Apply mulch to ornamental borders to a depth of 5-6cm. Use garden compost or leafmould. This will feed the soil, your plants, suppress weeds and help retain moisture levels right through the summer months to give you healthy, robust plants and beautiful flowers and colour.

Daffodils

 

Cut flower stalks back to the ground on daffodils, hyacinths, and other spring flowering bulbs as the flowers fade. Do not cut the foliage until it dies naturally. The leaves are necessary to produce strong bulbs capable of reflowering.

 

To extend the blooming period of gladiolus, plant early, middle and late season selections each week until the middle of June. Choose a sunny location and plant the corms four to six inches deep and six to eight inches apart.

 

Then it’s time to catch up with all the seed sowing and to plant out what you have sown in the greenhouse or kitchen window. Be sure to ‘harden off’ young plants by putting them outside during the day and bringing them in at night for a couple of weeks. Don’t worry if you haven’t yet started. Seeds will germinate better in a slightly warmer soil.

 

 

Old Wives Tales

A couple more from the Guardian Weekend who took it from Which.

 

Urine speeds up composting

The theory

Human and animal urine is a source of nitrogen, which speeds up decomposition by boosting the activity of composting organisms.

 

The evidence

Microorganisms are the workhorses of your compost heap and need nutrients, including nitrogen. This is found naturally in kitchen waste and green, sappy plant materials such as grass clippings. If you've got the right balance of nitrogen-rich and carbon-rich materials in your heap, there's little evidence that adding extra nutrients benefits microorganisms and speeds up composting. Which trialled compost activators in 2008 and found that nitrogen-rich fertiliser did not speed up composting.

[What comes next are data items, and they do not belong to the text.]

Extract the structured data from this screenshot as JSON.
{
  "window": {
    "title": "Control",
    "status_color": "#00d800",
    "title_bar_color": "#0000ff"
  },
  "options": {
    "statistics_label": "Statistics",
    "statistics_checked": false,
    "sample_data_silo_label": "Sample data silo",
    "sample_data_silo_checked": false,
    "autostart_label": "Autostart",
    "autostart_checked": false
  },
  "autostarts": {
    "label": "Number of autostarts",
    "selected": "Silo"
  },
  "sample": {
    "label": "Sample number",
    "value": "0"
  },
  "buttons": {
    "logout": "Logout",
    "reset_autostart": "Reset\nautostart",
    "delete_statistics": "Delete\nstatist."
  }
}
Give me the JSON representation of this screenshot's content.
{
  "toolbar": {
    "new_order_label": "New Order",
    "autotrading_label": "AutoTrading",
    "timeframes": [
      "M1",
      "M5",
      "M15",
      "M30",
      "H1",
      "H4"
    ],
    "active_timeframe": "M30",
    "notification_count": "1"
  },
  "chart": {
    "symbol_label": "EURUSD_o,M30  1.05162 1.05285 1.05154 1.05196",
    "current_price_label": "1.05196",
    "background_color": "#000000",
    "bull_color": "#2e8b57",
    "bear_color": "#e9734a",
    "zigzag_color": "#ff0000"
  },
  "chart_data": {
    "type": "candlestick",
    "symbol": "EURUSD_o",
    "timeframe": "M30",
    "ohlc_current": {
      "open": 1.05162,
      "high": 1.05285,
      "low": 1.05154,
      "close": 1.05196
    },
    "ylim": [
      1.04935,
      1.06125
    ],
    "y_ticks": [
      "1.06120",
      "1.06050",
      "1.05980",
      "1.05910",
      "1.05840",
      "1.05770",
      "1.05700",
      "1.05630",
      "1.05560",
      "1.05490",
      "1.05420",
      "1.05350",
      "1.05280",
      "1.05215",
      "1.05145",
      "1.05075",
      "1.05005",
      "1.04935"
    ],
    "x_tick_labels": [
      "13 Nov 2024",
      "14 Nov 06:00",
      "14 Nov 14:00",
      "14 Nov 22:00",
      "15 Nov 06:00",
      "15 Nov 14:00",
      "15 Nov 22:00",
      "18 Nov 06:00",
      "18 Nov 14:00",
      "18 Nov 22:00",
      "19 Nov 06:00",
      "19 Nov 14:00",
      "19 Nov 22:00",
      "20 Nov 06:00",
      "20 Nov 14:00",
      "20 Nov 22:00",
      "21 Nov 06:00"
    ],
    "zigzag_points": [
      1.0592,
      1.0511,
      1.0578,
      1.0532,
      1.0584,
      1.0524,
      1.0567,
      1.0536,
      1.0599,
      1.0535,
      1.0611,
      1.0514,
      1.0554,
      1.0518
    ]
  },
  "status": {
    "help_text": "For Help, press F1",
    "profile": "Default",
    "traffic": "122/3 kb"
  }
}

Too much nitrogen can, in fact, be detrimental, because it raises salt levels, which discourages worms and will turn your heap into a foul-smelling mess.


The verdict

False: urine may be beneficial in composting if there is not enough fresh, green material in your heap, but it will not speed up composting in a balanced heap.

 

Parsnips taste better after the first frost

The theory

Parsnips become sweeter when it turns cold because the starch in their roots is turned to sugar.

 

The evidence

"Cold sweetening" is a process used by the food industry to improve the flavour of parsnips harvested in late summer; early crops harvested at this time of year tend to taste bland. In research by Canadian scientists, a panel of sensory experts tasted parsnips before and after they had been stored in a cold room. They found that parsnips developed a sweet flavour after cold storage, and that there was a rapid increase in the sugar content of parsnips that had been stored at 0C compared with those that had been stored at 10C.

 

The verdict

True: parsnips really do taste sweeter after being exposed to the cold. To enhance their flavour, leave roots in the ground until you need them.